As the programme is designed to contribute to the making of Namibia as a knowledge-based economy, the introduction of this practical subject has been carefully timed.
The collaborative effort by NIED, DECOSA, UNAM’s CES and UNIDO among others, has led to successful skills training in the teaching of Entrepreneurship as a school subject.
For a layman, Entrepreneurship may mean nothing than people trying to waste time.
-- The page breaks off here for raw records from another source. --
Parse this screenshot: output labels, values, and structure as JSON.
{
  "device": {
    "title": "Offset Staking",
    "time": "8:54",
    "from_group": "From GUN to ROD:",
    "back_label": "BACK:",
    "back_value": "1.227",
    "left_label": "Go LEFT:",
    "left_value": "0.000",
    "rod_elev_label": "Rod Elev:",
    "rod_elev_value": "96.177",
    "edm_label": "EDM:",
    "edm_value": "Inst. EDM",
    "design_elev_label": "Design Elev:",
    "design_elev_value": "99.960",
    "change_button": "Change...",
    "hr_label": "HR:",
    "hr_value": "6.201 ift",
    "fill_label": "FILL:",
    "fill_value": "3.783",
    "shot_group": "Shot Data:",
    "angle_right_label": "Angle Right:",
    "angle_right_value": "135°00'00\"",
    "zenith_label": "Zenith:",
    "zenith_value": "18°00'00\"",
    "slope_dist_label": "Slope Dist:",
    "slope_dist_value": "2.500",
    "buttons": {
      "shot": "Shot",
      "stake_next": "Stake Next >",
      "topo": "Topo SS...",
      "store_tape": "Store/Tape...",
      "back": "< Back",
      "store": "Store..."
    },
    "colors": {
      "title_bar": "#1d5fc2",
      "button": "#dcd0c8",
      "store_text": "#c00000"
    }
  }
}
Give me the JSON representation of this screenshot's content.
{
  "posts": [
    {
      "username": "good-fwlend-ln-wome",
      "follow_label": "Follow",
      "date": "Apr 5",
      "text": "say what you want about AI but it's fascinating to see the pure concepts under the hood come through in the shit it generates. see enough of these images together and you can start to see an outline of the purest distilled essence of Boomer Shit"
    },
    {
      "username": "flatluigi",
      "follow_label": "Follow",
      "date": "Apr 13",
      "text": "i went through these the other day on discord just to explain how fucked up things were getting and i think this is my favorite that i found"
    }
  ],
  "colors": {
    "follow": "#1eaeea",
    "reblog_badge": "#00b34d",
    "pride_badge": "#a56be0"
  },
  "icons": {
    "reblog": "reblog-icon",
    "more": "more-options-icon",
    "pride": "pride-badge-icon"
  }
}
To help the laymen understand why it has been introduced, the following are some of the reasons for its introduction into the curriculum:
– Development of human capital by inculcating skills into the youth through life-long learning.
– Encouragement of the youth to move away from the ideology of employment-seeking to that of employment-creation.
– Instilling values that will help the future generation to exploit business opportunities that would help them to fend for themselves in life and thus doing away with the dependency syndrome in our society.
– Encouraging a culture of creativeness and innovativeness among the young generation so that the oars that pedal our country’s social and economic development processes can be strengthened.
– Removing the negative beliefs associated with running businesses and treating such myths of a stereotypical nature, from the mindsets of our youth.
– Making young people believe and understand that if an opportunity does not exist ,it can be created
A passing glance at the above reasons justify the introduction of Entrepreneurship into our curriculum.
As a developing nation, we are in a lucky position to have introduced Entrepreneurship because it is what is needed to answer the question of competition against economic giants in the world.
In an attempt to ensure the smooth introduction of the subject, teachers in all regions received training.
During that training, teachers were exposed to various aspects regarding the subject, inter alia: teaching methodologies, content, assessment as well as the new role of all stakeholders in the introduction of the new subject.
As a Trainer of Trainers, it was quite exciting to learn about a new dimension regarding the business world. I suppose all those teachers who attended the training are finding it quite exciting to teach the subject.
It is now up to the regions to provide remedial support to these teachers in the form of refresher workshops to ensure continuity.
Remember the adage: “If you want to feed a person with fish for the rest of their life, teach them how to fish.”
That is what Entrepreneurship is striving to achieve.